Sehabis itu kami harus antri cukup lama di bagian custom. Untuk hal ini yang ku lihat sungguh tidak berbeda dengan negara kita, apa itu? Ketidakdisiplinannya.

Berapa kali banyak orang-orang yang sepertinya berasal dari negara ini sendiri mendesak dan menyerobot antrian yang tentu saja lumayan mengganggu.

Tidak lupa ada drama yang lumayan menghilangkan rasa jenuh di antrian, antara seorang perempuan berhijab dengan seorang perempuan yang tidak. Keduanya sepertinya berasal dari negara ini juga. Perempuan berhijab sepertinya tidak menyukai penampilan perempuan satunya yang tidak memakai penutup kepala dan berdandan ala sosialita.

Hal ini tidak pernah ku temukan di negara kita, ada seseorang yang berani menegur seseorang karena cara berpakaiannya di tempat umum.

Sekuriti sampai harus menengahi percekcokan tidak penting antara mereka berdua. Lumayan untuk tontonan.

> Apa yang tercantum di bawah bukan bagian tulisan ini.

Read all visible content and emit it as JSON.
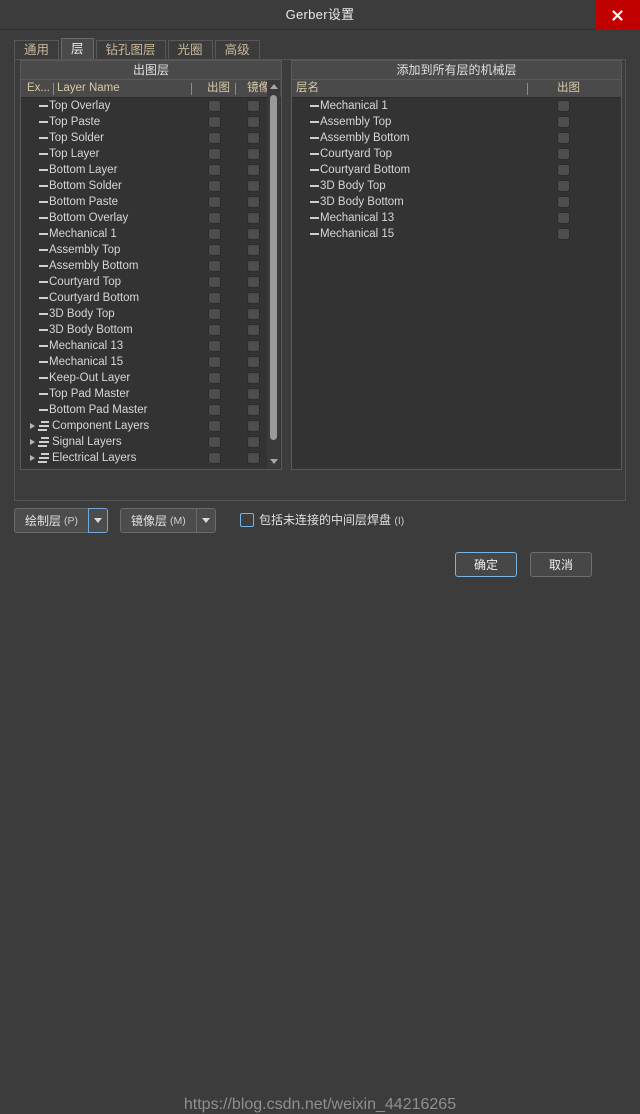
{
  "window": {
    "title": "Gerber设置",
    "close_label": "✕"
  },
  "tabs": [
    {
      "label": "通用",
      "active": false
    },
    {
      "label": "层",
      "active": true
    },
    {
      "label": "钻孔图层",
      "active": false
    },
    {
      "label": "光圈",
      "active": false
    },
    {
      "label": "高级",
      "active": false
    }
  ],
  "left_panel": {
    "title": "出图层",
    "columns": [
      "Ex...",
      "Layer Name",
      "出图",
      "镜像"
    ],
    "rows": [
      {
        "label": "Top Overlay",
        "type": "layer",
        "plot": false,
        "mirror": false
      },
      {
        "label": "Top Paste",
        "type": "layer",
        "plot": false,
        "mirror": false
      },
      {
        "label": "Top Solder",
        "type": "layer",
        "plot": false,
        "mirror": false
      },
      {
        "label": "Top Layer",
        "type": "layer",
        "plot": false,
        "mirror": false
      },
      {
        "label": "Bottom Layer",
        "type": "layer",
        "plot": false,
        "mirror": false
      },
      {
        "label": "Bottom Solder",
        "type": "layer",
        "plot": false,
        "mirror": false
      },
      {
        "label": "Bottom Paste",
        "type": "layer",
        "plot": false,
        "mirror": false
      },
      {
        "label": "Bottom Overlay",
        "type": "layer",
        "plot": false,
        "mirror": false
      },
      {
        "label": "Mechanical 1",
        "type": "layer",
        "plot": false,
        "mirror": false
      },
      {
        "label": "Assembly Top",
        "type": "layer",
        "plot": false,
        "mirror": false
      },
      {
        "label": "Assembly Bottom",
        "type": "layer",
        "plot": false,
        "mirror": false
      },
      {
        "label": "Courtyard Top",
        "type": "layer",
        "plot": false,
        "mirror": false
      },
      {
        "label": "Courtyard Bottom",
        "type": "layer",
        "plot": false,
        "mirror": false
      },
      {
        "label": "3D Body Top",
        "type": "layer",
        "plot": false,
        "mirror": false
      },
      {
        "label": "3D Body Bottom",
        "type": "layer",
        "plot": false,
        "mirror": false
      },
      {
        "label": "Mechanical 13",
        "type": "layer",
        "plot": false,
        "mirror": false
      },
      {
        "label": "Mechanical 15",
        "type": "layer",
        "plot": false,
        "mirror": false
      },
      {
        "label": "Keep-Out Layer",
        "type": "layer",
        "plot": false,
        "mirror": false
      },
      {
        "label": "Top Pad Master",
        "type": "layer",
        "plot": false,
        "mirror": false
      },
      {
        "label": "Bottom Pad Master",
        "type": "layer",
        "plot": false,
        "mirror": false
      },
      {
        "label": "Component Layers",
        "type": "group",
        "plot": false,
        "mirror": false
      },
      {
        "label": "Signal Layers",
        "type": "group",
        "plot": false,
        "mirror": false
      },
      {
        "label": "Electrical Layers",
        "type": "group",
        "plot": false,
        "mirror": false
      }
    ]
  },
  "right_panel": {
    "title": "添加到所有层的机械层",
    "columns": [
      "层名",
      "出图"
    ],
    "rows": [
      {
        "label": "Mechanical 1",
        "type": "layer",
        "plot": false
      },
      {
        "label": "Assembly Top",
        "type": "layer",
        "plot": false
      },
      {
        "label": "Assembly Bottom",
        "type": "layer",
        "plot": false
      },
      {
        "label": "Courtyard Top",
        "type": "layer",
        "plot": false
      },
      {
        "label": "Courtyard Bottom",
        "type": "layer",
        "plot": false
      },
      {
        "label": "3D Body Top",
        "type": "layer",
        "plot": false
      },
      {
        "label": "3D Body Bottom",
        "type": "layer",
        "plot": false
      },
      {
        "label": "Mechanical 13",
        "type": "layer",
        "plot": false
      },
      {
        "label": "Mechanical 15",
        "type": "layer",
        "plot": false
      }
    ]
  },
  "bottom": {
    "plot_layers_button": "绘制层",
    "plot_layers_accel": "(P)",
    "mirror_layers_button": "镜像层",
    "mirror_layers_accel": "(M)",
    "include_unconnected_label": "包括未连接的中间层焊盘",
    "include_unconnected_accel": "(I)",
    "include_unconnected_checked": false
  },
  "footer": {
    "ok_label": "确定",
    "cancel_label": "取消",
    "watermark": "https://blog.csdn.net/weixin_44216265"
  },
  "colors": {
    "window_bg": "#3c3c3c",
    "panel_bg": "#333333",
    "header_bg": "#4a4a4a",
    "close_red": "#c10000",
    "accent_blue": "#7ab3e0",
    "tab_text": "#c8b89a"
  }
}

Setelah menunggu dan mengambil bagasi kami yang tidak seberapa, Aku dan Arya langsung menuju ke money changer yang ada di bandara untuk menukarkan uang kami, tentu saja.

Satu dirham (nama mata uang) Maroko setara 0,10 Dollar Amerika. Setara juga dengan sekitar 1500 perak uang kita.

Mata uang kita memang salah satu yang terendah di dunia.

"Mudah-mudahan cukup untuk dua minggu kita disini, Sidi," Ujar Arya.

Aku juga menukar sejumlah rupiah yang ku bawa, di dapat dari beberapa orang yang ku sebut sebagai investor potensial di kota kami, ku gaungkan aku sedang melakukan pendekatan bisnis dengan Arya, yang di kenal sebagai pengusaha muda yang sukses dan kaya. Mereka percaya, sehingga aku mendapatkan pinjaman cukup besar untuk uang saku perjalanan ini.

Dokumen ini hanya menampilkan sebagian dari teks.